Neue Chance für arbeitslose Gehörlose!

 

Die damago GmbH bietet ab März für arbeitslose Gehörlose eine Ausbildung zum Netzwerkadministrator. Über dieses Pilotprojekt habe ich den Geschäftsführer Herrn Hietel interviewt.

 

Judit Nothdurft: Herr Hietel, Ihre Firma bildet ab März Gehörlose zum Netzwerkadministrator aus. Mit welchen Voraussetzungen wird man zu der Ausbildung zugelassen?

Stefan Hietel: Es wird eine abgeschlossene Berufsausbildung (kaufmännisch oder technisch ist egal) ODER Abitur, Fachabitur ODER Assessment mindestens mit "gut" bestanden, grundlegende Englischkenntnisse erwartet.

 

Maximal wie viele Leute können an dieser Maßnahme teilnehmen?

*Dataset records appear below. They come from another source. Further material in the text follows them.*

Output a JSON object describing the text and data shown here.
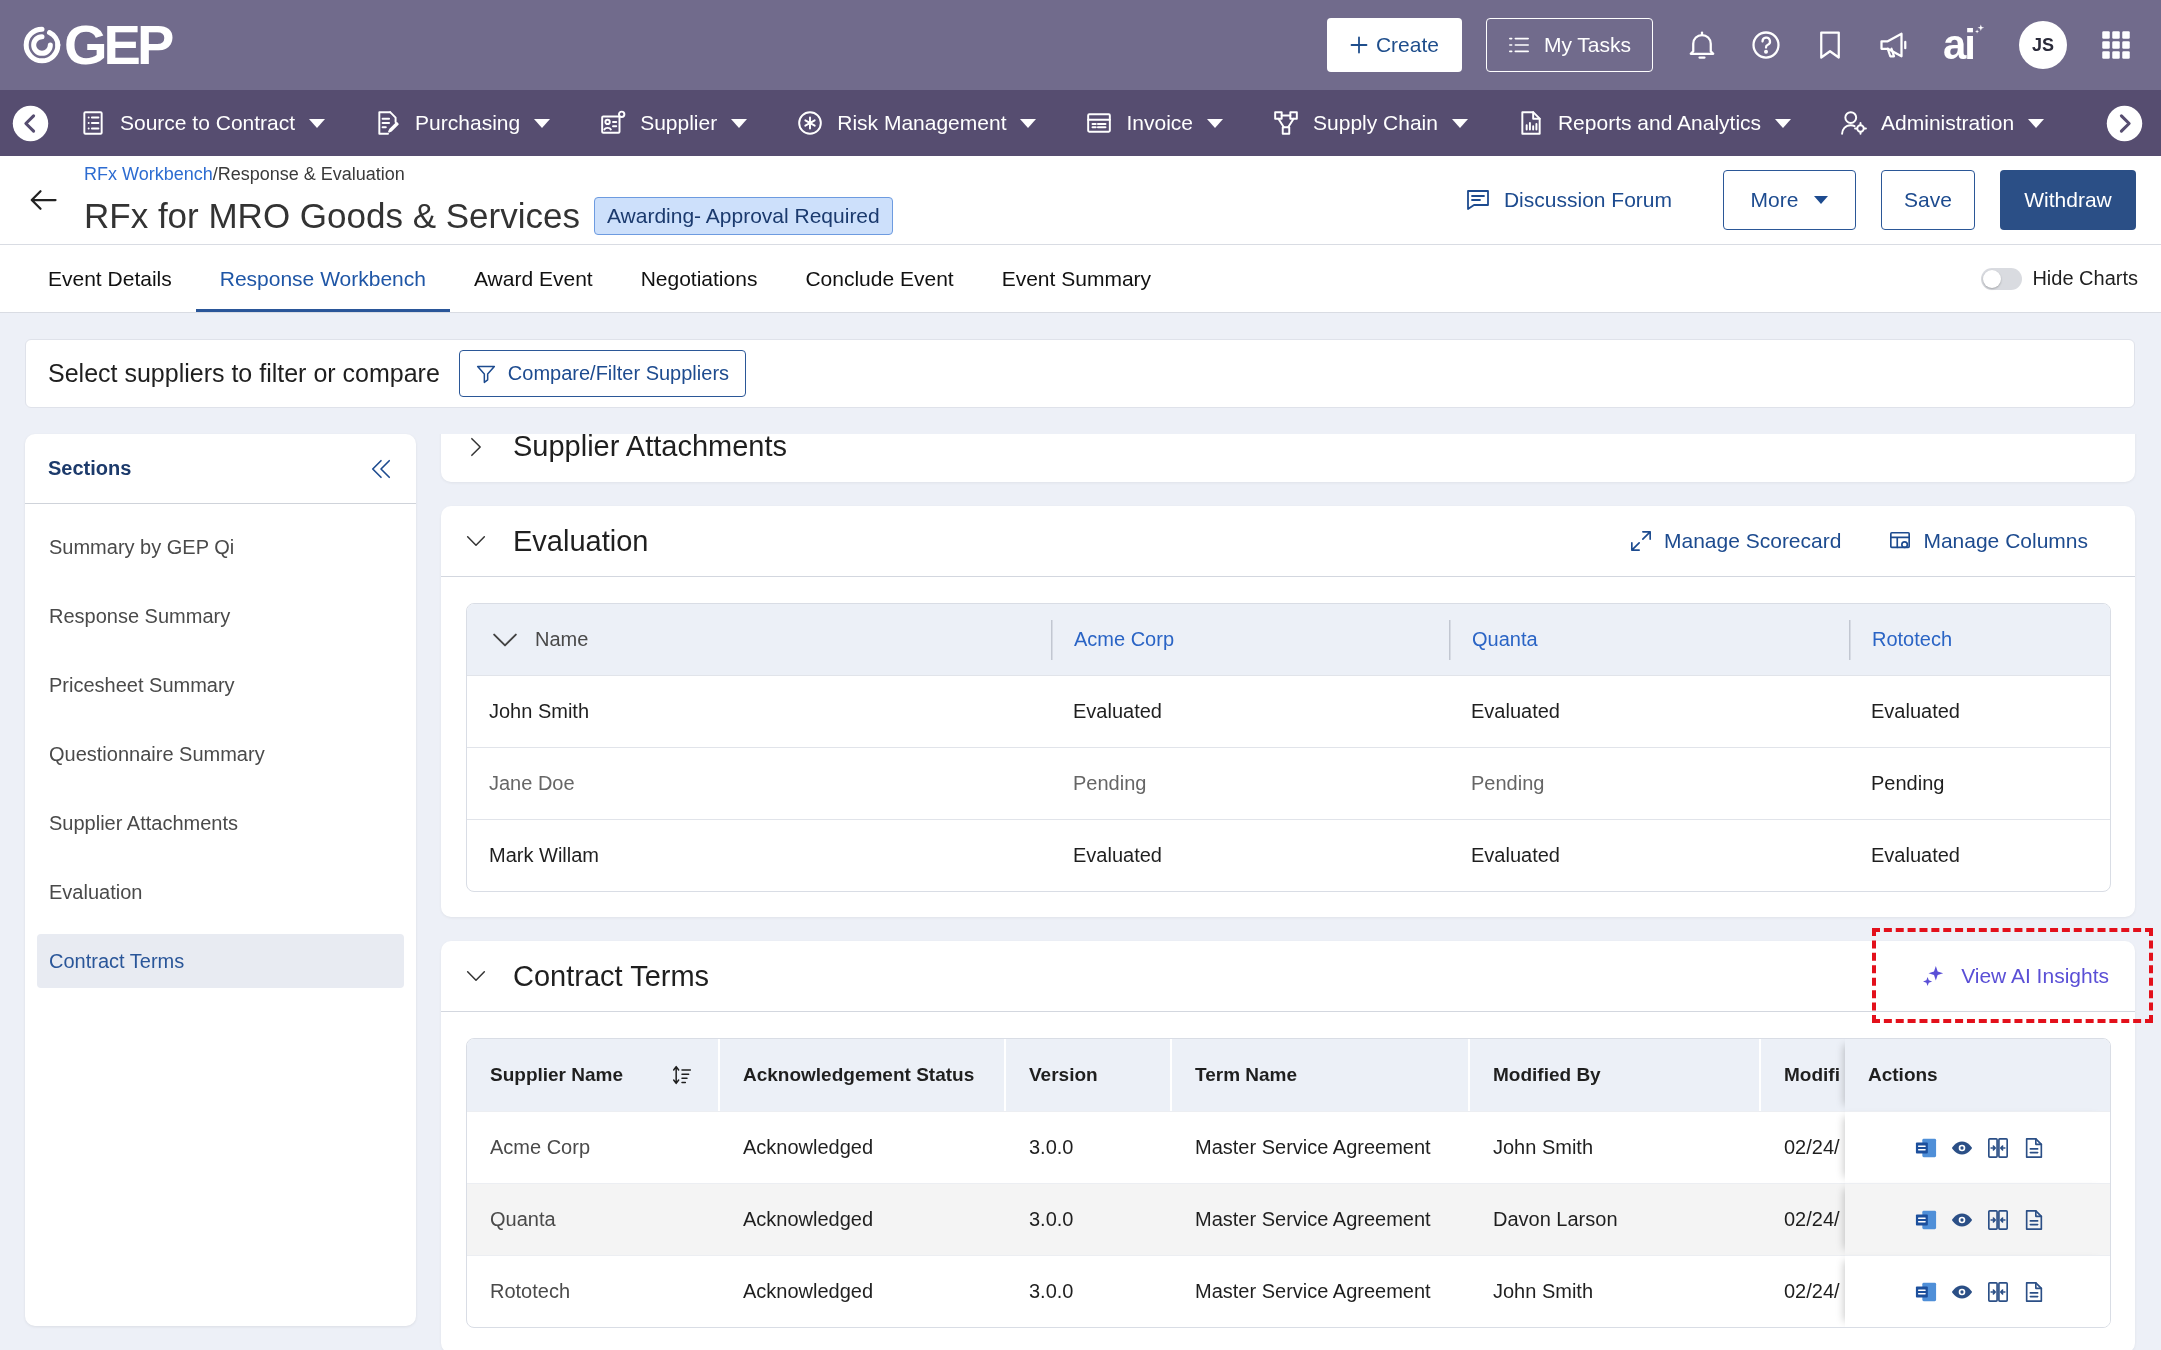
{
  "top_bar": {
    "logo": "GEP",
    "create_button": "Create",
    "tasks_button": "My Tasks",
    "ai_logo": "ai",
    "avatar_initials": "JS"
  },
  "nav_menu": [
    "Source to Contract",
    "Purchasing",
    "Supplier",
    "Risk Management",
    "Invoice",
    "Supply Chain",
    "Reports and Analytics",
    "Administration"
  ],
  "breadcrumb": {
    "link": "RFx Workbench",
    "current": "/Response & Evaluation"
  },
  "title": "RFx for MRO Goods & Services",
  "status_badge": "Awarding- Approval Required",
  "header_actions": {
    "discussion_forum": "Discussion Forum",
    "more": "More",
    "save": "Save",
    "withdraw": "Withdraw"
  },
  "tabs": [
    {
      "label": "Event Details",
      "selected": false
    },
    {
      "label": "Response Workbench",
      "selected": true
    },
    {
      "label": "Award Event",
      "selected": false
    },
    {
      "label": "Negotiations",
      "selected": false
    },
    {
      "label": "Conclude Event",
      "selected": false
    },
    {
      "label": "Event Summary",
      "selected": false
    }
  ],
  "hide_charts": {
    "label": "Hide Charts",
    "on": false
  },
  "filter_bar": {
    "prompt": "Select suppliers to filter or compare",
    "button": "Compare/Filter Suppliers"
  },
  "sidebar": {
    "title": "Sections",
    "items": [
      {
        "label": "Summary by GEP Qi",
        "selected": false
      },
      {
        "label": "Response Summary",
        "selected": false
      },
      {
        "label": "Pricesheet Summary",
        "selected": false
      },
      {
        "label": "Questionnaire Summary",
        "selected": false
      },
      {
        "label": "Supplier Attachments",
        "selected": false
      },
      {
        "label": "Evaluation",
        "selected": false
      },
      {
        "label": "Contract Terms",
        "selected": true
      }
    ]
  },
  "sections": [
    {
      "title": "Supplier Attachments",
      "expanded": false
    },
    {
      "title": "Evaluation",
      "expanded": true,
      "links": [
        {
          "label": "Manage Scorecard",
          "kind": "scorecard",
          "highlighted": false
        },
        {
          "label": "Manage Columns",
          "kind": "columns",
          "highlighted": false
        }
      ],
      "table": {
        "kind": "matrix",
        "columns": [
          {
            "label": "Name",
            "kind": "name"
          },
          {
            "label": "Acme Corp",
            "kind": "supplier"
          },
          {
            "label": "Quanta",
            "kind": "supplier"
          },
          {
            "label": "Rototech",
            "kind": "supplier"
          }
        ],
        "rows": [
          {
            "cells": [
              {
                "text": "John Smith",
                "dimmed": false
              },
              {
                "text": "Evaluated",
                "dimmed": false
              },
              {
                "text": "Evaluated",
                "dimmed": false
              },
              {
                "text": "Evaluated",
                "dimmed": false
              }
            ]
          },
          {
            "cells": [
              {
                "text": "Jane Doe",
                "dimmed": true
              },
              {
                "text": "Pending",
                "dimmed": true
              },
              {
                "text": "Pending",
                "dimmed": true
              },
              {
                "text": "Pending",
                "dimmed": false
              }
            ]
          },
          {
            "cells": [
              {
                "text": "Mark Willam",
                "dimmed": false
              },
              {
                "text": "Evaluated",
                "dimmed": false
              },
              {
                "text": "Evaluated",
                "dimmed": false
              },
              {
                "text": "Evaluated",
                "dimmed": false
              }
            ]
          }
        ]
      }
    },
    {
      "title": "Contract Terms",
      "expanded": true,
      "links": [
        {
          "label": "View AI Insights",
          "kind": "insights",
          "highlighted": true
        }
      ],
      "table": {
        "kind": "terms",
        "columns": [
          {
            "label": "Supplier Name",
            "sortable": true
          },
          {
            "label": "Acknowledgement Status",
            "sortable": false
          },
          {
            "label": "Version",
            "sortable": false
          },
          {
            "label": "Term Name",
            "sortable": false
          },
          {
            "label": "Modified By",
            "sortable": false
          },
          {
            "label": "Modifi",
            "sortable": false
          },
          {
            "label": "Actions",
            "sortable": false
          }
        ],
        "rows": [
          {
            "cells": [
              "Acme Corp",
              "Acknowledged",
              "3.0.0",
              "Master Service Agreement",
              "John Smith",
              "02/24/"
            ],
            "hovered": false
          },
          {
            "cells": [
              "Quanta",
              "Acknowledged",
              "3.0.0",
              "Master Service Agreement",
              "Davon Larson",
              "02/24/"
            ],
            "hovered": true
          },
          {
            "cells": [
              "Rototech",
              "Acknowledged",
              "3.0.0",
              "Master Service Agreement",
              "John Smith",
              "02/24/"
            ],
            "hovered": false
          }
        ]
      }
    }
  ]
}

Es können bis zu 20 Teilnehmer den Kurs besuchen. Gestartet wird der Kurs bereits ab 10 Teilnehmern.

 

Was macht eigentlich ein Netzwerkadministrator, können Sie den Beruf beschreiben?

Ein Netzwerkadministrator ist verantwortlich für die IT in einem Unternehmen, im speziellen die Software und die Hardware. Er ist für die Sicherung der Daten sowie für die Benutzerumgebung zuständig. Wenn alles läuft, hat er seinen Job „gut“ gemacht.

 

Welche Fähigkeiten sollte ein Netzwerkadministrator besitzen?

Die wichtigste Eigenschaft ist Ruhe und Ausgeglichenheit sowie planerisches Denken. Weiterhin sollte eine Affinität zur PC-Technik bestehen.

 

Wo werden ausgebildete Netzwerkadministratoren eingesetzt?

Typische Einsatzorte sind öffentliche Einrichtungen, Krankenkassen, Behörden, mittelständische Unternehmen sowie Konzerne. Einfach überall, wo es eine größere Anzahl an Computern gibt.

 

Die Ausbildung dauert sieben Monate, dies ist eine ziemlich kurze Zeit. Wie viel Unterrichtsstunden hat man am Tag? Wie ist die Ausbildung gegliedert?

Der Unterricht am Tag geht von 8 Uhr bis 16 Uhr und umfasst 9 Unterrichtsstunden à 45 Minuten. Jedes theoretische Thema wird im Anschluss durch eine Übung gefestigt, die die Teilnehmer am eigenen PC umsetzen müssen. Die Spannbreite hierbei reicht vom Aufbau kleinerer Benutzerumgebungen bis hin zur eigenständigen Umsetzung größerer Netzwerke zusammen mit anderen Teilnehmern. Mit der Zeit werden die Übungen immer komplexer. Um den bereits erlernten Stoff zu festigen, wird innerhalb einer Übung auch immer das Wissen vergangener Themengebiete angewendet.

 

Die Maßnahme wird vom Jobcenter der Arbeitsagentur finanziert. Bekommen die Teilnehmer während dieser Zeit eine Vergütung? Wenn ja, in welcher Höhe?

Die Teilnehmer bekommen weiterhin ihre normalen Bezüge zzgl. eventuell anfallender Reisekosten. Die Ausbildungskosten einschließlich Fachliteratur und Prüfungsgebühren werden komplett übernommen. Es fallen keine weiteren Kosten an.

 

Werden die Dolmetscher auch von der damago GmbH organisiert? Sind die Dolmetscher während der ganzen Ausbildungszeit dabei?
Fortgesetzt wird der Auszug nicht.